Very few people just happen to fall into the role of CEO – or any C-suite role, for that matter. For the most part, it’s a game of strategy and positioning that requires not only the skills to run the business in question but also the ability to outmanoeuvre potential rivals, duchess allies and execute enemies. You know who tends to be good at all those things? Psychopaths.
Well, at the very least, people with a healthy sense of their own importance. But if you’ve ever worked with someone who cannot be corrected, someone who has to be carefully guided onto a different path with the pretence that every good idea is their own, you’ll know that, in a manager, rampant ego is frequently more trouble than it’s worth. Especially if they have some achievements to back it up.
Bill Gates once said, “Success is a lousy teacher. It seduces smart people into thinking they can’t lose.” Nobody wants to be a failure, but it’s difficult to trust the judgement of a person who has experienced zero adversity in their life.

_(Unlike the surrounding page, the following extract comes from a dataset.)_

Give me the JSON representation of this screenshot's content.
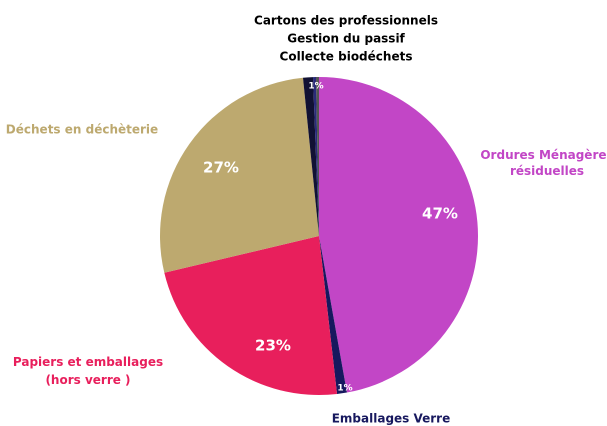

That’s especially true when their experience has led them to believe they cannot fail. If you’ve watched the recent Netflix documentary, FYRE: The Greatest Party That Never Happened, you might remember would-be festival impresario Billy McFarland being quoted as dismissing valid issues – ones that eventuated exactly in the ways he was warned about – with “We’re not a problems-focused group, we’re a solutions-oriented group, we need to have a positive attitude about this.”
The trouble is twofold: Machiavellian egocentricity is not a good driver of best leadership practice, and anybody who really needs to hear this doesn’t want to.
There are reasons that psychopaths tend to rise through organisations to seize power at the top: charisma, a lack of fear of consequences and the ability to make decisions under pressure. These traits are, on the face of it, the beau ideal of leadership – be charming, be bold, be cool.
But they’re a double-edged sword, because if you’ve spent your career climbing the ranks through a combination of manipulation, dismissal of potential downsides and outward dispassion, you’re going to be a terrible occupant of the big chair. Especially because you just quietly smiled while picturing your role as “the big chair”.
In a 2015 case study for the Journal of Business Ethics, Professor Clive Boddy wrote, “Corporate psychopaths are reported to be highly manipulative individuals who charm their way into senior positions that are in reality above their ability and qualifications to undertake.”
Combine this with an unwillingness to be questioned, a predisposition to minatory behaviour and zero concern for anyone but themselves, and it starts to become obvious that psychopaths aren’t everything they’re cracked up to be in leadership positions.
If somebody described you as having the ability to “thrive in chaos”, it’s unlikely you’d perceive that as an insult. The trouble with psychopaths is that they tend to create chaos, because they know it will give them home-field advantage. While their rivals are striving to deal with the stresses of destabilisation, psychopaths can continue to operate efficiently.
This sounds like great news if you see business as a zero–sum game, with winners and losers facing off over every transaction. But in the long run, behaving this way does significant and lasting damage to your side as well as your opponents’.
“The benefit of psychopathy is that you exploit the altruistic without the cost of reciprocating,” explains John Whitfield in People Will Talk: The Surprising Science of Reputation. “The downside is that you can cheat a person only so many times. Your victims will also warn their friends about you and they may seek revenge. So, a psychopath must stay one step ahead of his reputation.”
Unless your entire operation is staffed by psychopaths, you’re going to find higher levels of burnout, suboptimal performance, counterproductive behaviour and reduced loyalty, all of which cost a business time and money. (And if your entire operation is staffed by psychopaths, you’re going to have larger problems as everything descends into Game of Thrones-style realpolitik madness.)
As in all things, it’s helpful to strike a healthy balance between having the self-confidence to chase your vision, the scepticism to treat ideas on their own merits and the humility to hear dissenting opinions and accept being wrong on occasion. Servant leadership isn’t for everyone, but if the very idea sounds like a weakness to you, it’s probably time to lean back in your big chair and think about why that is.